2019 CSCE Annual Conference - Laval (Greater Montreal)

2019 CSCE Annual Conference - Laval (Greater Montreal) Conference

Low-cost Smart Productivity Tracking Model For Earthmoving Operations

Dr. Ashraf Salem, Concordia University (Presenter)
Dr. Osama Moselhi, Concordia University, BCEE

Ashraf Salem and Osama Moselhi

Construction Automation Laboratory

Department of Building, Civil and Environmental Engineering

Gina Cody School of Engineering and Computer Science

Concordia University, Montreal, Quebec, Canada

This paper introduces a model for automated monitoring and control of productivity in earthmoving operations. The model makes use of advancements in wireless sensing networks, Internet of Things (IoT), and artificial intelligence. It consists of two modules; the first is a low-cost open-source remote sensing data acquisition module for collecting data throughout earthmoving operations.
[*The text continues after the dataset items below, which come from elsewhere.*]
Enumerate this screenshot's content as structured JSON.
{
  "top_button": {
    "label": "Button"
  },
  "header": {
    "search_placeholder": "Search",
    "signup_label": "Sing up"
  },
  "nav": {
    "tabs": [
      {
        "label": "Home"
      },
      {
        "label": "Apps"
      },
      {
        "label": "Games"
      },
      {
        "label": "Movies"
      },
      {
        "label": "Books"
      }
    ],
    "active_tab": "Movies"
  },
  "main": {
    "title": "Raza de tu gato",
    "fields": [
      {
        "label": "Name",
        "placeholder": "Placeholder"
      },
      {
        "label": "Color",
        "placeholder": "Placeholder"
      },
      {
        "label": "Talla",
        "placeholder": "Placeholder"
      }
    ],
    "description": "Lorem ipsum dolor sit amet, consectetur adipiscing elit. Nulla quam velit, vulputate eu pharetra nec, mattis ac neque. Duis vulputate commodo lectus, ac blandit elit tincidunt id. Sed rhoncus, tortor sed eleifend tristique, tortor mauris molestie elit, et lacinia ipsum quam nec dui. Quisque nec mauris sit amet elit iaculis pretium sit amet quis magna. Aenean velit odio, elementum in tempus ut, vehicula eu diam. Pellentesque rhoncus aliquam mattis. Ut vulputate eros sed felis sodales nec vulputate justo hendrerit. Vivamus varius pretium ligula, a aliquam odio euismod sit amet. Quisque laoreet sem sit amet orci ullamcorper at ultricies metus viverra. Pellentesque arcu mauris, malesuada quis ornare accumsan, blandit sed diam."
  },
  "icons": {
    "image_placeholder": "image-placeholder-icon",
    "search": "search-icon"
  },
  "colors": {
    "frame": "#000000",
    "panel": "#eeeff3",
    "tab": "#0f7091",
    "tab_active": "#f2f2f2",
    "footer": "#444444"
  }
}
The collected data is sent to a cloud-based MySQL database, in which the second module is designed to (1) measure actual productivity in near-real-time, (2) detect the location and condition of hauling roads and (3) monitoring and reporting driving conditions over these roads via short email messages. The work encompassed field and scaled laboratory experiments in the development and validation processes of the developed model. The laboratory experiments utilized 1:24 scaled loader and dumping truck to simulate loading, hauling and dumping operations. The truck was instrumented with the microcontroller equipped with accelerometer, GPS module, load cell and soil water content sensor. Fifteen simulated earthmoving cycles were conducted using the scaled equipment. The field work was carried out in the city of Saint-Laurent, Montreal, Canada using a passenger vehicle to mimic the hauling truck operational modes. Fifteen Field simulated earthmoving cycles were performed. The data collected from the lab experiments and field work was used as input for the developed model. The results will be presented, highlighting the accuracy of the developed model in recognition of the status of the hauling truck, traveled road condition and in the estimated duration of the simulated earthmoving cycles.